Проклиная лукавого, затаили дыхание оставшиеся на стене; до боли щуря глаза, всмотрелись в сплошную серебристую целину, настежь распахнутую изменницей. Но – ничего не высмотрели; ни пятна темного, ни сугроба ползучего. Белым-бело от стены до берега, до самого льда речного, где степняцкий табор раскинулся; даже и посад, дочерна выпаленный, за шесть-то дней так завалило-запорошило, что не выдаст гарь молодцев.

Как кошка к воробью подбирается, вплотную прижавшись к земле, так и парни ползут: всем телом, чуть отставив локти, лишь ногами отталкиваясь – вперед! – и прижаться тотчас брюхом к морозному, мягко трескучему снегу; зарыться, перевести дух и снова – вперед! – ногой оттолкнувшись…

Псы не учуют – разбежались псы из посада, перемерзли небось уже в стылых кустах; кони татарские – худшая напасть: пуще иной собаки степной коняга чужака смечает.
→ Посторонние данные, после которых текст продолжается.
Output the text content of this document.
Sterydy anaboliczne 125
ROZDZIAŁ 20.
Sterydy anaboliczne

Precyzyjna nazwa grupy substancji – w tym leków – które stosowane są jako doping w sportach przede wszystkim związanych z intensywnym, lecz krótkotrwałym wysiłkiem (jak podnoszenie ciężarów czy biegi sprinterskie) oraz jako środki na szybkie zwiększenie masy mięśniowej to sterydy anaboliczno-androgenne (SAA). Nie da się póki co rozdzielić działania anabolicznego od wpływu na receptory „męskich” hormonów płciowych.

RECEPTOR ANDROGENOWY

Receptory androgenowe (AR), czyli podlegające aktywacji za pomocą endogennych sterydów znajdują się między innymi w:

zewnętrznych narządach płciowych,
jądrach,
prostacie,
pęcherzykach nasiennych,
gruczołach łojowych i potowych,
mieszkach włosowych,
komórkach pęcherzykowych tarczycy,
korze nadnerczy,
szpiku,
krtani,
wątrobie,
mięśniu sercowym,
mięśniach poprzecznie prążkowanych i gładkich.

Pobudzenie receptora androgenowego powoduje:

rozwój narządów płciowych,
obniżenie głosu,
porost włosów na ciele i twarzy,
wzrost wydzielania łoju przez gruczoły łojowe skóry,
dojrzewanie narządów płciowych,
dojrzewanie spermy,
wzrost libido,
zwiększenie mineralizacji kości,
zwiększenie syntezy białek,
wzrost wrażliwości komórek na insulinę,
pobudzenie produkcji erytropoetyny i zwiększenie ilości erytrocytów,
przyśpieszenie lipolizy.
Но и то не беда: перед вылазкой старик-охотник натер молодцев тайным зельем; теперь не то что конь лохматый – медведь, хозяин лесной, пройдет в полушаге, а взгляда не кинет.

Пушист снег и свеж, бодрит чистым духом, и мороз не щиплет сквозь лисий мех, и пальцы в перстчатках хоть и стынут слегка, а все же послушно цепляются за укрытую белизной землю. Легко ползти! Другое тяжко: как дышать, если мерзнет дыхание на губах, а усы с бородою слиплись в ком? Не приведи Господь, чуть приподнимется легкий парок, мелькнет на миг в серебряном свете… много ли надо для тревоги караульному?..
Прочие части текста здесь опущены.